Luther Ray Abel writes for National Review Online about a tech giant’s major decision about electric vehicles.

Electric dreams in Palo Alto came to a conclusion as Apple announced that its electric-car project, ten years in the making and code-named “Titan,” is turning out the lights. Some of the project’s resources are expected to be cannibalized for Apple’s generative-AI ambitions elsewhere.

Mark Gurman reports for Bloomberg:

Apple Inc. is canceling a decadelong effort to build an electric car, according to people with knowledge of the matter, abandoning one of the most ambitious projects in the history of the company.

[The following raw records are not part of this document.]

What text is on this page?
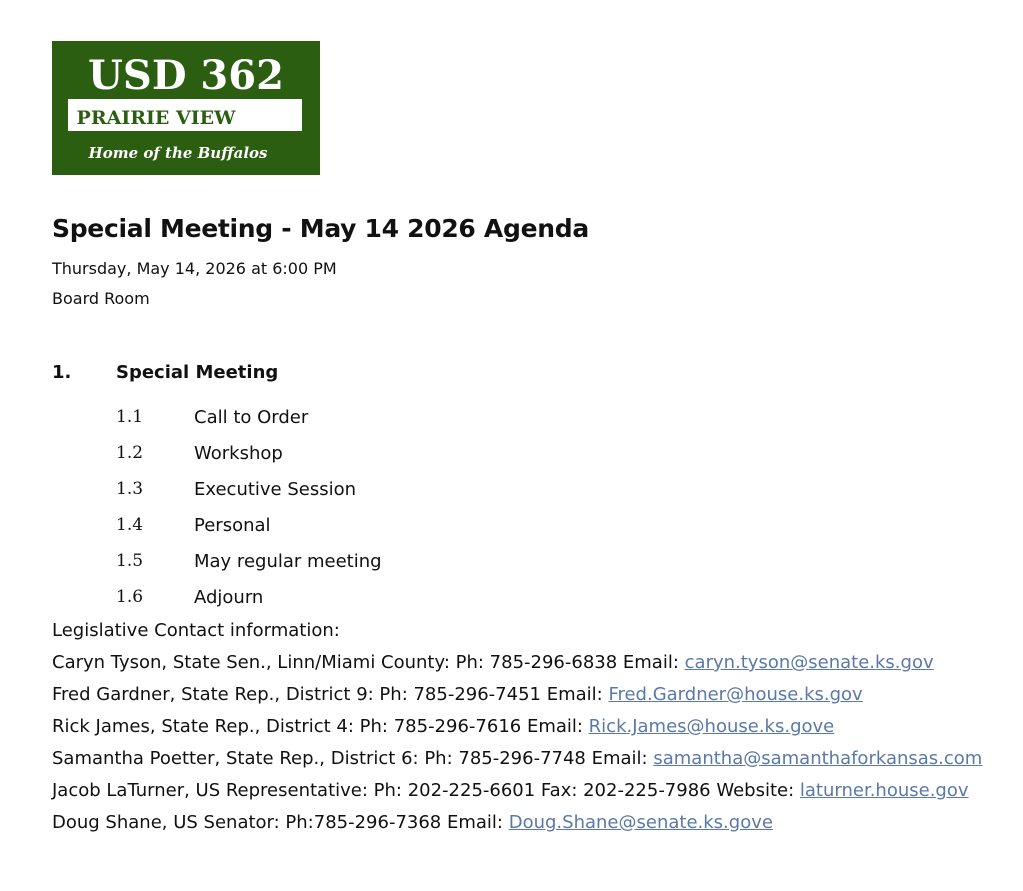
USD 362
PRAIRIE VIEW
Home of the Buffalos
Special Meeting - May 14 2026 Agenda
Thursday, May 14, 2026 at 6:00 PM
Board Room
1. Special Meeting
1.1	Call to Order
1.2	Workshop
1.3	Executive Session
1.4	Personal
1.5	May regular meeting
1.6	Adjourn
Legislative Contact information:
Caryn Tyson, State Sen., Linn/Miami County: Ph: 785-296-6838 Email: caryn.tyson@senate.ks.gov
Fred Gardner, State Rep., District 9: Ph: 785-296-7451 Email: Fred.Gardner@house.ks.gov
Rick James, State Rep., District 4: Ph: 785-296-7616 Email: Rick.James@house.ks.gove
Samantha Poetter, State Rep., District 6: Ph: 785-296-7748 Email: samantha@samanthaforkansas.com
Jacob LaTurner, US Representative: Ph: 202-225-6601 Fax: 202-225-7986 Website: laturner.house.gov
Doug Shane, US Senator: Ph:785-296-7368 Email: Doug.Shane@senate.ks.gove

Apple made the disclosure internally Tuesday, surprising the nearly 2,000 employees working on the project, said the people, who asked not to be identified because the announcement wasn’t public. The decision was shared by Chief Operating Officer Jeff Williams and Kevin Lynch, a vice president in charge of the effort, according to the people.

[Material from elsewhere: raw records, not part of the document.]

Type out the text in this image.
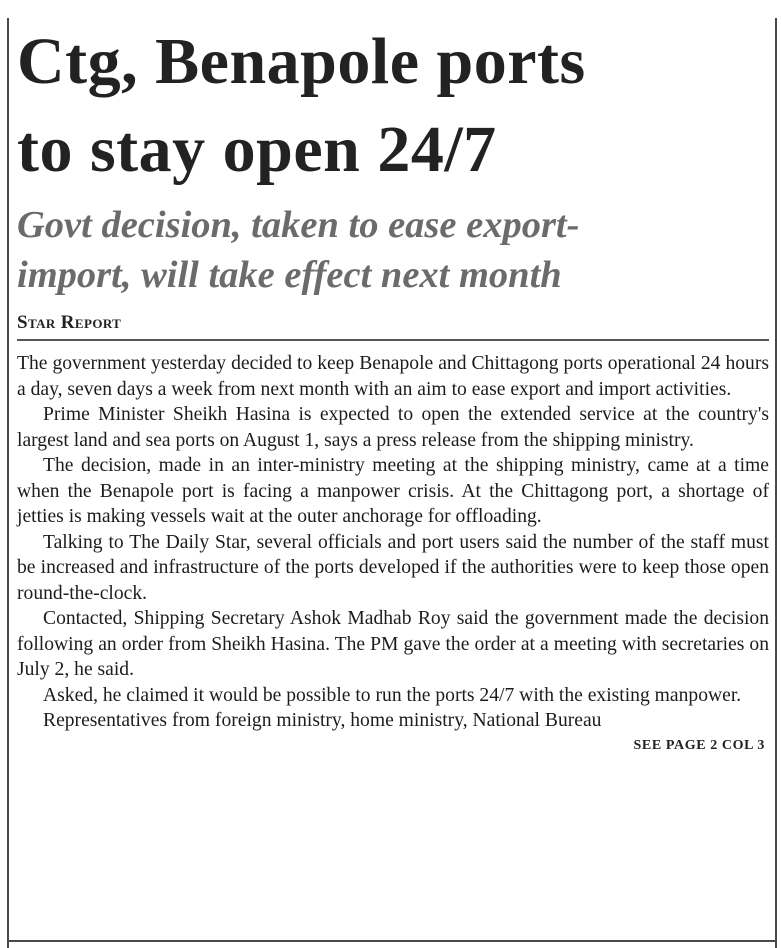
Ctg, Benapole ports
to stay open 24/7
Govt decision, taken to ease export-
import, will take effect next month
Star Report

The government yesterday decided to keep Benapole and Chittagong ports operational 24 hours a day, seven days a week from next month with an aim to ease export and import activities.

Prime Minister Sheikh Hasina is expected to open the extended service at the country's largest land and sea ports on August 1, says a press release from the shipping ministry.

The decision, made in an inter-ministry meeting at the shipping ministry, came at a time when the Benapole port is facing a manpower crisis. At the Chittagong port, a shortage of jetties is making vessels wait at the outer anchorage for offloading.

Talking to The Daily Star, several officials and port users said the number of the staff must be increased and infrastructure of the ports developed if the authorities were to keep those open round-the-clock.

Contacted, Shipping Secretary Ashok Madhab Roy said the government made the decision following an order from Sheikh Hasina. The PM gave the order at a meeting with secretaries on July 2, he said.

Asked, he claimed it would be possible to run the ports 24/7 with the existing manpower.

Representatives from foreign ministry, home ministry, National Bureau

SEE PAGE 2 COL 3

The internal reasons for the shuttering may never be known, Apple being an especially secretive company, but from what one can observe of the market and Apple’s desire for high-margin wares, there isn’t much of a future for a product type that very few Americans desire. The latest version of the Apple Car was expected to have a price tag of $100,000 and compete with well-established EV players such as Tesla, General Motors, Mercedes, Rivian, and Lucid — with the exception of Tesla, companies that are already struggling to move vehicles off their lots. … Mercedes is trimming its EV offerings, joining General Motors, who signaled the same last month. Stuck with an underwhelming, expensive to produce, and unwanted product line, Apple appears to have decided that pulling the plug is more attractive than waiting for a launch that may not have happened until 2028!

The resounding thud that has been the broader introduction of electric vehicles into the American market has been an incredible exercise in the public’s politely pushing away what manufacturers and governments tell them they should like.